Sejak wabah COVID-19 pertama dilaporkan di Wuhan, rezim Tiongkok telah melawan virus tersebut dengan langkah-langkah kontrol sosial yang keras dalam upaya untuk menghilangkan setiap infeksi di antara komunitas. Lockdown mendadak, pengetesan berulang, pengawasan massal, dan karantina wajib bagi siapa pun yang mereka anggap berisiko adalah beberapa metode yang diambil pejabat PKT untuk menerapkan kebijakan “nol-COVID” mereka.

Tiga tahun kemudian, banyak yang sempat memperkirakan rezim komunis akan beralih dari pendekatan keras yang merampas pendapatan  penduduk yang di-lockdown dan menyebabkan tragedi tak terhitung jumlahnya yang melibatkan pasien non-COVID dikarenakan tertundanya perawatan medis.

“Tidak ada yang menyukai PKT atau Xi Jinping,” teriak seorang warga Shanghai bermarga Wang  kepada The Epoch Times. Dia menambahkan bahwa orang-orang Tiongkok “muak” atas kebijakan nol-COVID yang kejam.
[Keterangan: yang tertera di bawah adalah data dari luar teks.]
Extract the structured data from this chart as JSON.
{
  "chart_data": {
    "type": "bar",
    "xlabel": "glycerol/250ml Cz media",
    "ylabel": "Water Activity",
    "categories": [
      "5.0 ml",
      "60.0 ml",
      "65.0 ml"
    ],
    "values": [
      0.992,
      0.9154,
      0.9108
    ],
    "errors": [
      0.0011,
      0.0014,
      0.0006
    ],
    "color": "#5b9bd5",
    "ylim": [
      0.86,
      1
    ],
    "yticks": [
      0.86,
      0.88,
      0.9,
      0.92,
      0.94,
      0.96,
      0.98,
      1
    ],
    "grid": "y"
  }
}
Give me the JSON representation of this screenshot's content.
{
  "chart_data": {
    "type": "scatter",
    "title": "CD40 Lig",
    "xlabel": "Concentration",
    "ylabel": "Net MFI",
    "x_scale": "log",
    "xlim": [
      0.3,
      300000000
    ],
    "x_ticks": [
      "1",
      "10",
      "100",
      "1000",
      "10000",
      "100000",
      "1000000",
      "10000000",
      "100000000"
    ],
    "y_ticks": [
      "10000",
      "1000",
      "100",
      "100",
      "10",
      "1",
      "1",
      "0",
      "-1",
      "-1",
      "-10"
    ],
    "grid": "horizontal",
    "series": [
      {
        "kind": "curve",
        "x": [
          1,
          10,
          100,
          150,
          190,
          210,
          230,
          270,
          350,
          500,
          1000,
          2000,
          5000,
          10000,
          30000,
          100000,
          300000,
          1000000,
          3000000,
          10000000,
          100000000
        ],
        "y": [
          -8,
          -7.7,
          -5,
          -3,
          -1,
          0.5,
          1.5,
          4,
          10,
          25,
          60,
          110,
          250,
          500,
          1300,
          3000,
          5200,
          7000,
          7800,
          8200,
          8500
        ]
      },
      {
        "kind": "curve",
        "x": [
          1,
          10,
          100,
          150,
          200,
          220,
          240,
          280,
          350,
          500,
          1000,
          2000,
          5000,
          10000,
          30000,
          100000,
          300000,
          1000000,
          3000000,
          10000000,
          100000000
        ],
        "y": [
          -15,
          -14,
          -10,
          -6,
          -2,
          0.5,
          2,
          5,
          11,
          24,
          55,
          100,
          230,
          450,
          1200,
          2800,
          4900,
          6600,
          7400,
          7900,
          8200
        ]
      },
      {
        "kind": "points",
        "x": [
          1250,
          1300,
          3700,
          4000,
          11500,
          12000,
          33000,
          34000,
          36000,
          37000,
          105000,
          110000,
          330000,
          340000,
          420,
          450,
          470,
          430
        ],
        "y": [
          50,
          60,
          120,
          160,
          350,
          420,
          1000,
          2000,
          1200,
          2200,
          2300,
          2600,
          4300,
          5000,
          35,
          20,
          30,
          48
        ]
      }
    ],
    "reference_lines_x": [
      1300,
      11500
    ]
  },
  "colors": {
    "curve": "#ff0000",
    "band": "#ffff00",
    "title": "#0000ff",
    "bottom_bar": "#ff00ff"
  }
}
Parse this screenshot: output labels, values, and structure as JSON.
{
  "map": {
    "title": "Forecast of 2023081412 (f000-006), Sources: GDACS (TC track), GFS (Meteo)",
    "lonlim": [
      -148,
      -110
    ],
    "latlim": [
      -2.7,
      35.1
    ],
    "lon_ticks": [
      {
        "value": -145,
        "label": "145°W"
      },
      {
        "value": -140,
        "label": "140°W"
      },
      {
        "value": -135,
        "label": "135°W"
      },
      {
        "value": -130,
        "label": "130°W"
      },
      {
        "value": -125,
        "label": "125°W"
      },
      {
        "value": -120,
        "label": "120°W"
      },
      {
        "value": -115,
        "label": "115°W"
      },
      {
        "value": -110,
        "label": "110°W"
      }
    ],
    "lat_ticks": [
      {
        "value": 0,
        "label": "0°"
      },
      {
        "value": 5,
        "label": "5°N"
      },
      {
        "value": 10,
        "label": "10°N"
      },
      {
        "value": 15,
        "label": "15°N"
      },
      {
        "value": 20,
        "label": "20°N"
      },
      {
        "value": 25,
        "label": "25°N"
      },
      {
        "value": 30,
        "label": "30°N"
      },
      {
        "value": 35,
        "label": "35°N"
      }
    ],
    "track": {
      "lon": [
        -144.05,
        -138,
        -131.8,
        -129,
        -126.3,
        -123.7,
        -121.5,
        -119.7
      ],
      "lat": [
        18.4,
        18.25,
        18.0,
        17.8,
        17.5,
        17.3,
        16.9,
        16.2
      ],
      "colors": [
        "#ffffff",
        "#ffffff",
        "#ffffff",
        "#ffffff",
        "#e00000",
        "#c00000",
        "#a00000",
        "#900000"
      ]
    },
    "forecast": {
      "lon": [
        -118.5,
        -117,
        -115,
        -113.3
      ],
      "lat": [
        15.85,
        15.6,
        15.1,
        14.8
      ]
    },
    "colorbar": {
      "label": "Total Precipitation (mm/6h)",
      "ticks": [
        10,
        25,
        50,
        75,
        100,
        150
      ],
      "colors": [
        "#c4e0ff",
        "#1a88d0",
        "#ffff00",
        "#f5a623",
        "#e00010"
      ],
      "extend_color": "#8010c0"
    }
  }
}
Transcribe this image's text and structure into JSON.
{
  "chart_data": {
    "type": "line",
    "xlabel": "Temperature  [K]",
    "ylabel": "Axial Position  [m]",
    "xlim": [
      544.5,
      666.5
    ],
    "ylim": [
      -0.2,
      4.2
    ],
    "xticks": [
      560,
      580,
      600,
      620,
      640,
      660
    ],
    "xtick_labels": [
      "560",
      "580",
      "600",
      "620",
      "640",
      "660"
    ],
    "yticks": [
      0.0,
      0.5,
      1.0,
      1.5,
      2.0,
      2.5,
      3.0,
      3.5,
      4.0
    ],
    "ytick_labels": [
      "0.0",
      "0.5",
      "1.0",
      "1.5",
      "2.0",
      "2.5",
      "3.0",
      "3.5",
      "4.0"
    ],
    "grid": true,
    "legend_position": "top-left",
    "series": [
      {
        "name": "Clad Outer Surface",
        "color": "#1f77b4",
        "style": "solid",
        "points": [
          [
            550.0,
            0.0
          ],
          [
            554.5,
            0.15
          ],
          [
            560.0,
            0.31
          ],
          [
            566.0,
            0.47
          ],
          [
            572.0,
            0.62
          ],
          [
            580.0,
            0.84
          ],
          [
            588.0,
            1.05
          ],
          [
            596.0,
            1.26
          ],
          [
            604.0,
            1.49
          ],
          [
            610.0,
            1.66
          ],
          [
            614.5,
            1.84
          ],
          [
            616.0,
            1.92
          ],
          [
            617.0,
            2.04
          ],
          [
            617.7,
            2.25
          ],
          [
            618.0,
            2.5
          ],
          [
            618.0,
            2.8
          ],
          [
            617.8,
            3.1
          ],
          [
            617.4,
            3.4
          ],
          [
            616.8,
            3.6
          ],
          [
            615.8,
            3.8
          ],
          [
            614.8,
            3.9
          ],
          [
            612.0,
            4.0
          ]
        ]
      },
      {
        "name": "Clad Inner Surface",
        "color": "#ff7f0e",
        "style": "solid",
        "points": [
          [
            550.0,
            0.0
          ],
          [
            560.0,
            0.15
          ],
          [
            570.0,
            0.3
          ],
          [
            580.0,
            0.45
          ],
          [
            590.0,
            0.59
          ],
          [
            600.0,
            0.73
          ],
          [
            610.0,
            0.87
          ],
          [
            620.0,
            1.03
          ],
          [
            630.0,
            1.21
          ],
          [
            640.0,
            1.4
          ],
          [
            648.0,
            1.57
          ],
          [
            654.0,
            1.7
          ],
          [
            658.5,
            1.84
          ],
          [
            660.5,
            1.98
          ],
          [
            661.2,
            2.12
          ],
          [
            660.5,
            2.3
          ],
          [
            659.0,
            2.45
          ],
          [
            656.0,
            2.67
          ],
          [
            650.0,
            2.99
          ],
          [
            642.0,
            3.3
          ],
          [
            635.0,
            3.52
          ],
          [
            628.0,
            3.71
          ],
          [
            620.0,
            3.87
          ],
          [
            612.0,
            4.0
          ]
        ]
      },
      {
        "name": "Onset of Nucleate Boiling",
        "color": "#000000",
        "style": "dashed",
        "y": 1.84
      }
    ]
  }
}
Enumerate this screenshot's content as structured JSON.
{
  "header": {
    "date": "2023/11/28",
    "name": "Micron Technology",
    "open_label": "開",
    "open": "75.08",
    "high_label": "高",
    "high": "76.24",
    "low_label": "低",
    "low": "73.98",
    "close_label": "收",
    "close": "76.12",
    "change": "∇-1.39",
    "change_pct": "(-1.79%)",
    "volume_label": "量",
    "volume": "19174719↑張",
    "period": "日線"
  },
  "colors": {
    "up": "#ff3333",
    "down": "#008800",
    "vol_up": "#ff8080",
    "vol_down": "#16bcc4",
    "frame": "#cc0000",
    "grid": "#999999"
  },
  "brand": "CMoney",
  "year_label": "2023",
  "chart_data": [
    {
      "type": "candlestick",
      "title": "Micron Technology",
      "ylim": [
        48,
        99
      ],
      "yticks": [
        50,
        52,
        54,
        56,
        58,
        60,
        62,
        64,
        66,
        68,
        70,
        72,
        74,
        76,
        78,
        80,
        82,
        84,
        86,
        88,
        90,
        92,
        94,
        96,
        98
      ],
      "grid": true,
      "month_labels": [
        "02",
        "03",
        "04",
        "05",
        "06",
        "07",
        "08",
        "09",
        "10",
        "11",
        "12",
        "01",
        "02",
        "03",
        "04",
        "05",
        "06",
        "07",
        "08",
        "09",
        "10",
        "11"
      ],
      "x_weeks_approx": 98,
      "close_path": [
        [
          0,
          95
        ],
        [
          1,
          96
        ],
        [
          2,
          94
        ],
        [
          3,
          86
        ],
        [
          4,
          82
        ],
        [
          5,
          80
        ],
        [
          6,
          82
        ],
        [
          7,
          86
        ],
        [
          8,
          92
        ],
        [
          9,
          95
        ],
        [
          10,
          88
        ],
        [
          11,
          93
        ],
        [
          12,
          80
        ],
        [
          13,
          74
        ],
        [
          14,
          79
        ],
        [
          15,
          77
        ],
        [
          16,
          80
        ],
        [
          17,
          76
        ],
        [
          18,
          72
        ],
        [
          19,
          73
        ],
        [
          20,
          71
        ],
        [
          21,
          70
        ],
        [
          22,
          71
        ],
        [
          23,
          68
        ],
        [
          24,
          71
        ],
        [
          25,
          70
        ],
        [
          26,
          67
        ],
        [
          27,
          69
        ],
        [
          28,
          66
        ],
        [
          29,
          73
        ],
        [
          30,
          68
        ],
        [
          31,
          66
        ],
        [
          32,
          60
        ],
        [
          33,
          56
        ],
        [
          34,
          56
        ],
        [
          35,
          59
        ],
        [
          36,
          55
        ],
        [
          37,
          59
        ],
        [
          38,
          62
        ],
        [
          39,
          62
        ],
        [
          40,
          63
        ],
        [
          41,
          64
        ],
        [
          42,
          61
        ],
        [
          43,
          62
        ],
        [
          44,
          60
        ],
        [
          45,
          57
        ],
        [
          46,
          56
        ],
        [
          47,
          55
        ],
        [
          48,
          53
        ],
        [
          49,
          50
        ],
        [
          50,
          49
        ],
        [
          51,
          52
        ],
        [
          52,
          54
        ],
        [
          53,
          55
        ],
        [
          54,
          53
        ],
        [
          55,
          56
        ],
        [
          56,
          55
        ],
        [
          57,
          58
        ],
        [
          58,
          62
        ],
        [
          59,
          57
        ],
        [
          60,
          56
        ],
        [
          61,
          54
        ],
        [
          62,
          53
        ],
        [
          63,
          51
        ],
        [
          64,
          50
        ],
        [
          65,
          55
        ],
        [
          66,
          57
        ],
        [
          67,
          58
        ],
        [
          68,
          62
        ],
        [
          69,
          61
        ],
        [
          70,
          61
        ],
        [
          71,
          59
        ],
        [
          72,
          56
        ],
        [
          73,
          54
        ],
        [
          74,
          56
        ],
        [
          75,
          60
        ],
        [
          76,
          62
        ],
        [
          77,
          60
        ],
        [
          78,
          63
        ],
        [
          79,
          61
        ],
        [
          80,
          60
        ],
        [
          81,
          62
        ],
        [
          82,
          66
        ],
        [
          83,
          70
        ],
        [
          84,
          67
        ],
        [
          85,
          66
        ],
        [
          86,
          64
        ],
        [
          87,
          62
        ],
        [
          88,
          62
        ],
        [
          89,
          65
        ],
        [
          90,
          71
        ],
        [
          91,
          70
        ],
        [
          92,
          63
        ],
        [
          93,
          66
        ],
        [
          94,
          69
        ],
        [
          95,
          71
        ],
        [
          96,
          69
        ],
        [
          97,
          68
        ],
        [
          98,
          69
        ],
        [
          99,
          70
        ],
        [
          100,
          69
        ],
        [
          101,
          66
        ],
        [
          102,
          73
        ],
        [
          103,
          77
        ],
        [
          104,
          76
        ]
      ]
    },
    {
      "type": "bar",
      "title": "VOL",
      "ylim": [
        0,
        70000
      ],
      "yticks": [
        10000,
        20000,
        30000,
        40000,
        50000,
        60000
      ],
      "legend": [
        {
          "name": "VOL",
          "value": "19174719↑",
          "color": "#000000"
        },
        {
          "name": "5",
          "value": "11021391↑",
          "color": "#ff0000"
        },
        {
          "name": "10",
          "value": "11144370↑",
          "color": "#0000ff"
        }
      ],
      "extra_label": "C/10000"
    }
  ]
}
“Semua sektor menderita. Kita perlu memberi makan diri kita sendiri, untuk menghidupi keluarga kita. Tanpa penghasilan, bagaimana kami bisa bertahan?” kata pria itu dalam sebuah wawancara telepon pada 27 November.

Warga Shanghai lainnya mengatakan kepada The Epoch Times bahwa pihak berwenang telah memblokir akun yang menyebarkan video aksi protes akhir pekan. 

Namun demikian, rekaman yang membanjiri media sosial menunjukkan aksi protes melanda beberapa universitas terkemuka di seluruh negeri pada 27 November.

Di Universitas Tsinghua, kampus paling bergengsi di Beijing, sejumlah orang mengadakan protes terhadap pembatasan COVID, di mana mereka menyanyikan lagu PKT, menurut gambar dan video yang diposting di media sosial.

Dalam satu video, seorang mahasiswa universitas Tsinghua menyerukan kerumunan yang bersorak untuk bersuara.

“Kalau kita tidak berani angkat bicara karena takut dicoreng, rakyat kita akan kecewa dengan kita. Sebagai mahasiswa universitas Tsinghua, saya akan menyesalinya seumur hidup saya,” The Epoch Times tidak dapat segera memverifikasi video tersebut.

Terlepas dari kemarahan publik  membara, People’s Daily, surat kabar andalan PKT, sekali lagi meminta negara itu agar tetap berpegang pada kebijakan nol-COVID.

Pendekatan nol-COVID,  kini telah menjadi kebijakan khas Xi, harus dipahami sebagai kampanye politik PKT, menurut Rory Truex, asisten profesor politik dan urusan internasional di Universitas Princeton.

Namun demikian, ketidakpuasan secara nasional dan pendekatan keras tampaknya menimbulkan tantangan terbesar bagi Xi. Pada bulan lalu, Xi menganugerahi dirinya sendiri masa jabatan ketiga yang memecahkan rekor selama Kongres Partai ke-20. Dengan menempatkan sekutunya di badan pembuat keputusan tertinggi Partai, Xi sekarang menjadi pemimpin paling kuat di negara itu sejak penguasa pertama, Mao Zedong.

Feng Chongyi, seorang profesor studi Tiongkok di University of Technology Sydney, memandang aksi protes sebagai titik balik dalam politik Tiongkok.

“Perubahan besar politik di Tiongkok membutuhkan proses tiga langkah, dari pemberontakan sipil hingga pemberontakan hingga kudeta. Jika polisi tidak mau menindas rakyat, seniornya akan memaksa mereka untuk menindas orang atau bahkan mengirim polisi dari tempat lain untuk menindas pengunjuk rasa, yang mana dapat menyebabkan pemberontakan. Ini telah menyebabkan reaksi berantai nasional, dan tirani PKT dapat berakhir dengan cara ini.” (asr)

Luo Ya dan Reuters berkontribusi pada laporan ini.